Nor has Livingston sufficiently connected his conclusions to his experience. If a witness is an expert based solely on experience, "the witness must explain how that experience leads to the conclusion reached, why that experience is a sufficient basis for the opinion, and how that experience is reliably applied to the facts." Advisory Committee Notes to Fed.R.Evid. 702. Livingston's report is devoid of any explanation connecting his conclusions to his experience.
Finally, Clarin fails to present any evidence showing that Livingston's review would be considered by those in his industry to yield reliable results. See Kumho, 528 U.S. at 151 ("it will be at times be useful to ask even a witness whose expertise is based purely on experience . . . whether his preparation is of a kind that others in the field would recognize as acceptable"). Livingston's opinions are unverified statements unsupported by accepted scientific methodology. Where the proffered expert otters nothing more than a bottom line conclusion, he does not assist the trier of fact Rosen v. Ciba-Geigy Corp., 78 F.3d 316, 318-19 (7th Cir. 1996). Therefore, defendants' first motion in limine must be granted.
B. Consumer Survey
Defendants move to bar any reference to the consumer survey conducted by Daniel J. Howard. Specifically, defendants claim that Howard's survey must be excluded because he failed to: (1) differentiate functional from non-functional product features; and (2) take into account the effect of the expired patents. Defendants' objections go to the weight of the evidence, but do not necessarily preclude admissibility.
First, defendants claim that "[a] survey which asks consumers to identify the source of a product based on its overall configuration when most of the product's configuration is functional is utterly worthless in determining whether certain features have acquired secondary meaning." Motion at 2, citing Textron, Inc. v. U.S. International Trade Comm'n, 753 F.2d 1019, 1027 (Fed. Cir. 1985). In making this argument, defendants' argument assumes the overall configuration of Clarin's B-back chair is entirely functional, in contrast with the opposing assumption made by Howard in conducting the survey. Indeed, the parties' differing views of the functionality of the B-back chair is the entire reason for this suit. Howard's reliance on Clarin's assertion of non-functionality may be explored on cross-examination. See Walker v. Soo Line Railroad Co., 208 F.3d 581, 589 (7th Cir. 2000) (expert's reliance on alleged faulty information should be explored on cross-examination).
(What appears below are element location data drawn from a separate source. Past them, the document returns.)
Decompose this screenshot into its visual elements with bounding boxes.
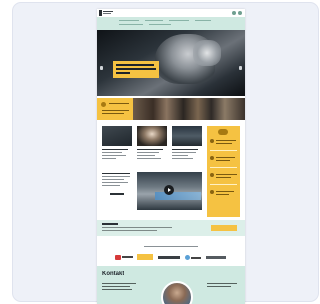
contact-footer: Kontakt bbox=[97, 266, 245, 304]
partner-logo-4[interactable] bbox=[185, 254, 201, 260]
footer-heading: Kontakt bbox=[102, 271, 125, 277]
nav-bar bbox=[97, 17, 245, 30]
nav-item[interactable] bbox=[195, 20, 211, 21]
partner-logo-5[interactable] bbox=[206, 256, 226, 259]
sidebar-badge bbox=[218, 129, 228, 135]
notice-button[interactable] bbox=[211, 225, 237, 231]
news-card[interactable] bbox=[102, 126, 132, 170]
partners-heading bbox=[144, 246, 198, 247]
more-link[interactable] bbox=[110, 193, 124, 195]
info-tile-badge bbox=[101, 102, 106, 107]
play-icon[interactable] bbox=[164, 185, 174, 195]
sidebar-item[interactable] bbox=[210, 190, 237, 204]
sidebar-item[interactable] bbox=[210, 173, 237, 187]
video-player[interactable] bbox=[137, 172, 202, 210]
nav-item[interactable] bbox=[145, 20, 163, 21]
info-tile[interactable] bbox=[97, 98, 133, 120]
notice-bar[interactable] bbox=[97, 220, 245, 236]
partner-logo-3[interactable] bbox=[158, 256, 180, 259]
site-header bbox=[97, 9, 245, 17]
news-card-image bbox=[137, 126, 167, 146]
news-card[interactable] bbox=[172, 126, 202, 170]
nav-item[interactable] bbox=[149, 24, 171, 25]
video-title-band bbox=[155, 192, 201, 200]
hero-headline-box[interactable] bbox=[113, 61, 159, 78]
sidebar-item[interactable] bbox=[210, 139, 237, 153]
contact-photo bbox=[161, 281, 193, 304]
website-thumbnail[interactable]: Kontakt bbox=[97, 9, 245, 304]
text-block[interactable] bbox=[102, 173, 132, 203]
partner-logo-2[interactable] bbox=[137, 254, 153, 260]
nav-item[interactable] bbox=[119, 20, 139, 21]
nav-item[interactable] bbox=[119, 24, 143, 25]
news-card[interactable] bbox=[137, 126, 167, 170]
hero-banner[interactable] bbox=[97, 30, 245, 96]
search-icon[interactable] bbox=[232, 11, 236, 15]
partner-logo-1[interactable] bbox=[115, 254, 133, 260]
photo-strip[interactable] bbox=[133, 98, 245, 120]
chevron-right-icon[interactable] bbox=[239, 66, 242, 70]
chevron-left-icon[interactable] bbox=[100, 66, 103, 70]
site-logo[interactable] bbox=[99, 10, 113, 16]
sidebar-item[interactable] bbox=[210, 156, 237, 170]
news-card-image bbox=[172, 126, 202, 146]
menu-icon[interactable] bbox=[238, 11, 242, 15]
news-card-image bbox=[102, 126, 132, 146]
nav-item[interactable] bbox=[169, 20, 189, 21]
hero-photo-detail bbox=[193, 40, 221, 66]
sidebar-events bbox=[207, 126, 240, 217]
Second, defendants' argue that "it is highly probable that the connection between the product design and Clarin comes from the patents." Motion at 2, citing Thomas & Betts Corp. v. Panduit Corp., 138 F.3d 277, 291 (7th Cir. 1998) ("T&B II") ("evidence establishing secondary meaning must also show that any connection between the trade dress of the product and its producer does not stem from the expired patent"). This argument goes to the necessity of establishing a sufficient foundation for the admission of the survey. Accordingly, defendants' second motion in limine must be denied.
Defendant's first motion in limine to exclude the expert testimony of Troy Livingston is granted. The parties' other motions' in limine are denied.